Search code examples
apache-kafkaapache-kafka-streams

What happens to the Kafka state store when you use the application reset tool?


What happens to your state store when you run the Kafka streams application reset tool to reset the app to a particular timestamp (say T-n)?

The document reads: "Internal topics: Delete the internal topic (this automatically deletes any committed offsets)" (Internal topics are used internally by the Kafka Streams application while executing, for example, the changelog topics for state stores)

Does this mean that I lose the state of my state store/RocksDB as it was at T-n?

For example, let's say I was processing a "Session Window" on the state store at that timestamp. It looks like I'll lose all existing data within that window during an application reset.
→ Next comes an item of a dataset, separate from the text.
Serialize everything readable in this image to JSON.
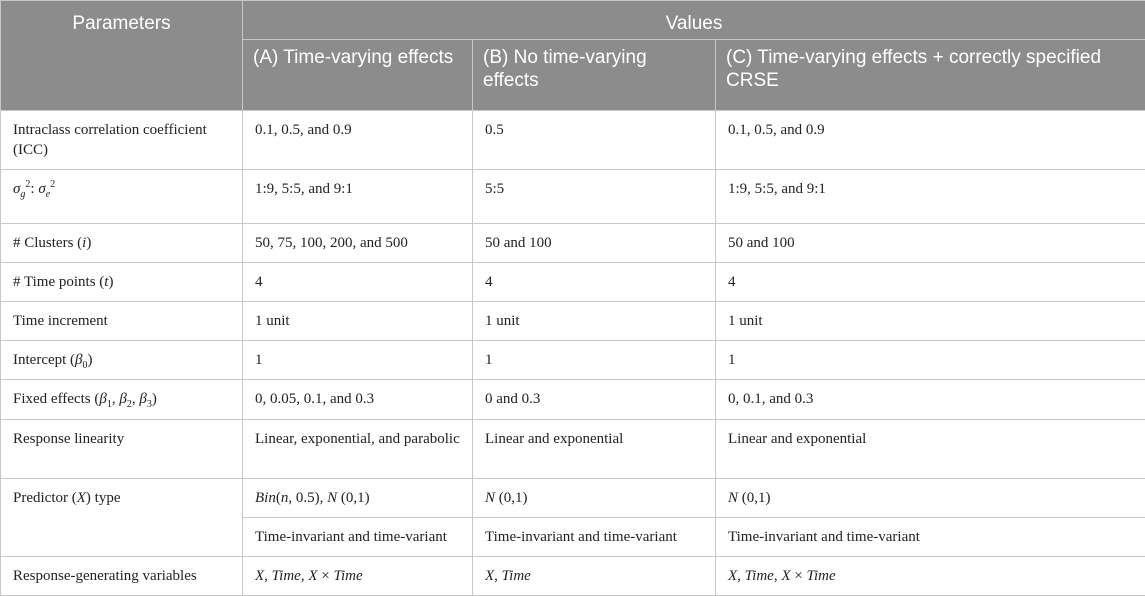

Is there possibly a way to preserve the state of the Session Window when resetting an application? In other words, is there a way to preserve the state of my state store or RocksDB (at T-n) during an application reset?


Solution

  • The rest tool itself will not touch the local state store, however, it will delete the corresponding changelog topics. So yes, you effectively loose your state.

    Thus, to keep your local state in-sync with the changelog you should actually delete the local state, too, and start with an empty state: https://docs.confluent.io/current/streams/developer-guide/app-reset-tool.html#step-2-reset-the-local-environments-of-your-application-instances

    It is not possible currently, to also reset the state to a specific point atm.

    The only "workaround" might be, to not use the rest tool but bin/kafka-consumer-groups.sh to only modify the input topic offsets. This way you preserve the changelog topics and local state stores. However, when you restart the app the state will of course be in it's last state. Not sure if this is acceptable.